To validate multidimensional arrays you have to set the `recursive` option.

```php
$validator = new Zend\Validator\InArray([
    'haystack' => [
        'firstDimension' => ['value1', 'value2', / ... */ 'valueN'],
        'secondDimension' => ['foo1', 'foo2', /* ... */ 'fooN'],
    ],
    'recursive' => true,
]);

if ($validator->isValid('value')) {
    // value found
} else {
    // no value found
}
```

Your array will then be validated recursively to see if the given value is
contained.

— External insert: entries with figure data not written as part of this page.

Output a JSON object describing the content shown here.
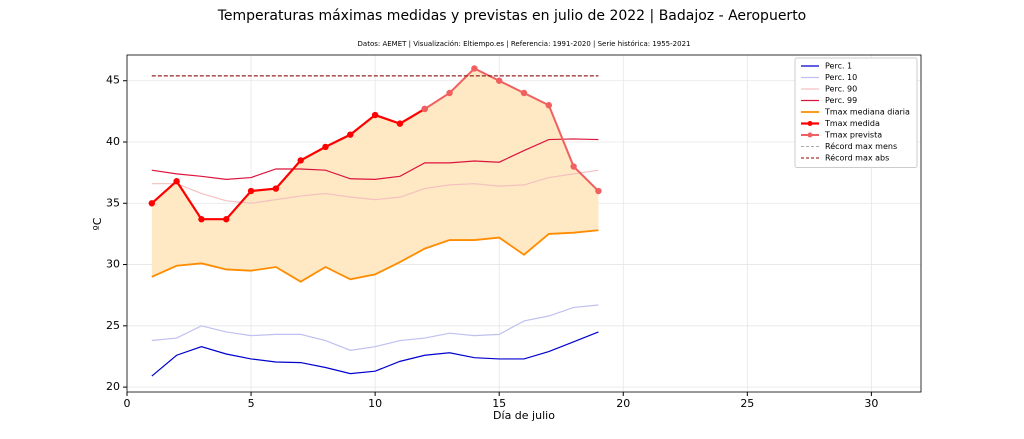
{
  "chart_data": {
    "type": "line",
    "title": "Temperaturas máximas medidas y previstas en julio de 2022 | Badajoz - Aeropuerto",
    "subtitle": "Datos: AEMET | Visualización: Eltiempo.es | Referencia: 1991-2020 | Serie histórica: 1955-2021",
    "xlabel": "Día de julio",
    "ylabel": "ºC",
    "x": [
      1,
      2,
      3,
      4,
      5,
      6,
      7,
      8,
      9,
      10,
      11,
      12,
      13,
      14,
      15,
      16,
      17,
      18,
      19
    ],
    "xlim": [
      0,
      32
    ],
    "ylim": [
      19.6,
      47.1
    ],
    "xticks": [
      0,
      5,
      10,
      15,
      20,
      25,
      30
    ],
    "yticks": [
      20,
      25,
      30,
      35,
      40,
      45
    ],
    "grid": true,
    "legend": "upper right",
    "fill_color": "#ffe9c4",
    "series": [
      {
        "name": "Perc. 1",
        "color": "#0000cd",
        "linewidth": 1.2,
        "values": [
          20.9,
          22.6,
          23.3,
          22.7,
          22.3,
          22.05,
          22.0,
          21.6,
          21.1,
          21.3,
          22.1,
          22.6,
          22.8,
          22.4,
          22.3,
          22.3,
          22.9,
          23.7,
          24.5
        ]
      },
      {
        "name": "Perc. 10",
        "color": "#c0c0f0",
        "linewidth": 1.2,
        "values": [
          23.8,
          24.0,
          25.0,
          24.5,
          24.2,
          24.3,
          24.3,
          23.8,
          23.0,
          23.3,
          23.8,
          24.0,
          24.4,
          24.2,
          24.3,
          25.4,
          25.8,
          26.5,
          26.7
        ]
      },
      {
        "name": "Perc. 90",
        "color": "#f4c0c0",
        "linewidth": 1.2,
        "values": [
          36.6,
          36.6,
          35.8,
          35.2,
          35.0,
          35.3,
          35.6,
          35.8,
          35.5,
          35.3,
          35.5,
          36.2,
          36.5,
          36.6,
          36.4,
          36.5,
          37.1,
          37.4,
          37.7
        ]
      },
      {
        "name": "Perc. 99",
        "color": "#dc143c",
        "linewidth": 1.2,
        "values": [
          37.7,
          37.4,
          37.2,
          36.95,
          37.1,
          37.8,
          37.8,
          37.7,
          37.0,
          36.95,
          37.2,
          38.3,
          38.3,
          38.45,
          38.35,
          39.3,
          40.2,
          40.25,
          40.2
        ]
      },
      {
        "name": "Tmax mediana diaria",
        "color": "#ff8c00",
        "linewidth": 1.8,
        "values": [
          29.0,
          29.9,
          30.1,
          29.6,
          29.5,
          29.8,
          28.6,
          29.8,
          28.8,
          29.2,
          30.2,
          31.3,
          32.0,
          32.0,
          32.2,
          30.8,
          32.5,
          32.6,
          32.8
        ]
      },
      {
        "name": "Tmax medida",
        "color": "#ff0000",
        "linewidth": 2.2,
        "marker": "o",
        "values": [
          35.0,
          36.8,
          33.7,
          33.7,
          36.0,
          36.2,
          38.5,
          39.6,
          40.6,
          42.2,
          41.5,
          42.7,
          null,
          null,
          null,
          null,
          null,
          null,
          null
        ]
      },
      {
        "name": "Tmax prevista",
        "color": "#f06060",
        "linewidth": 2.0,
        "marker": "o",
        "values": [
          null,
          null,
          null,
          null,
          null,
          null,
          null,
          null,
          null,
          null,
          null,
          42.7,
          44.0,
          46.0,
          45.0,
          44.0,
          43.0,
          38.0,
          36.0
        ]
      },
      {
        "name": "Récord max mens",
        "color": "#aaaaaa",
        "linewidth": 1,
        "linestyle": "dashed",
        "values": [
          45.4,
          45.4,
          45.4,
          45.4,
          45.4,
          45.4,
          45.4,
          45.4,
          45.4,
          45.4,
          45.4,
          45.4,
          45.4,
          45.4,
          45.4,
          45.4,
          45.4,
          45.4,
          45.4
        ]
      },
      {
        "name": "Récord max abs",
        "color": "#8b0000",
        "linewidth": 1,
        "linestyle": "dashed",
        "values": [
          45.4,
          45.4,
          45.4,
          45.4,
          45.4,
          45.4,
          45.4,
          45.4,
          45.4,
          45.4,
          45.4,
          45.4,
          45.4,
          45.4,
          45.4,
          45.4,
          45.4,
          45.4,
          45.4
        ]
      }
    ]
  }
}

Additionally you could use `setRecursive()` to set this option
afterwards and `getRecursive()` to retrieve it.

```php
$validator = new Zend\Validator\InArray([
    'firstDimension' => ['value1', 'value2', /* ... */ 'valueN'],
    'secondDimension' => ['foo1', 'foo2', /* ... */ 'fooN'],
]);

$validator->setRecursive(true);

if ($validator->isValid('value')) {
    // value found
} else {
    // no value found
}
```

> ### Default setting for recursion
>
> By default, the recursive validation is turned off.

> ### Option keys within the haystack
>
> When you are using the keys `haystack`, `strict`, or `recursive` within
> your haystack, then you must wrap the `haystack` key.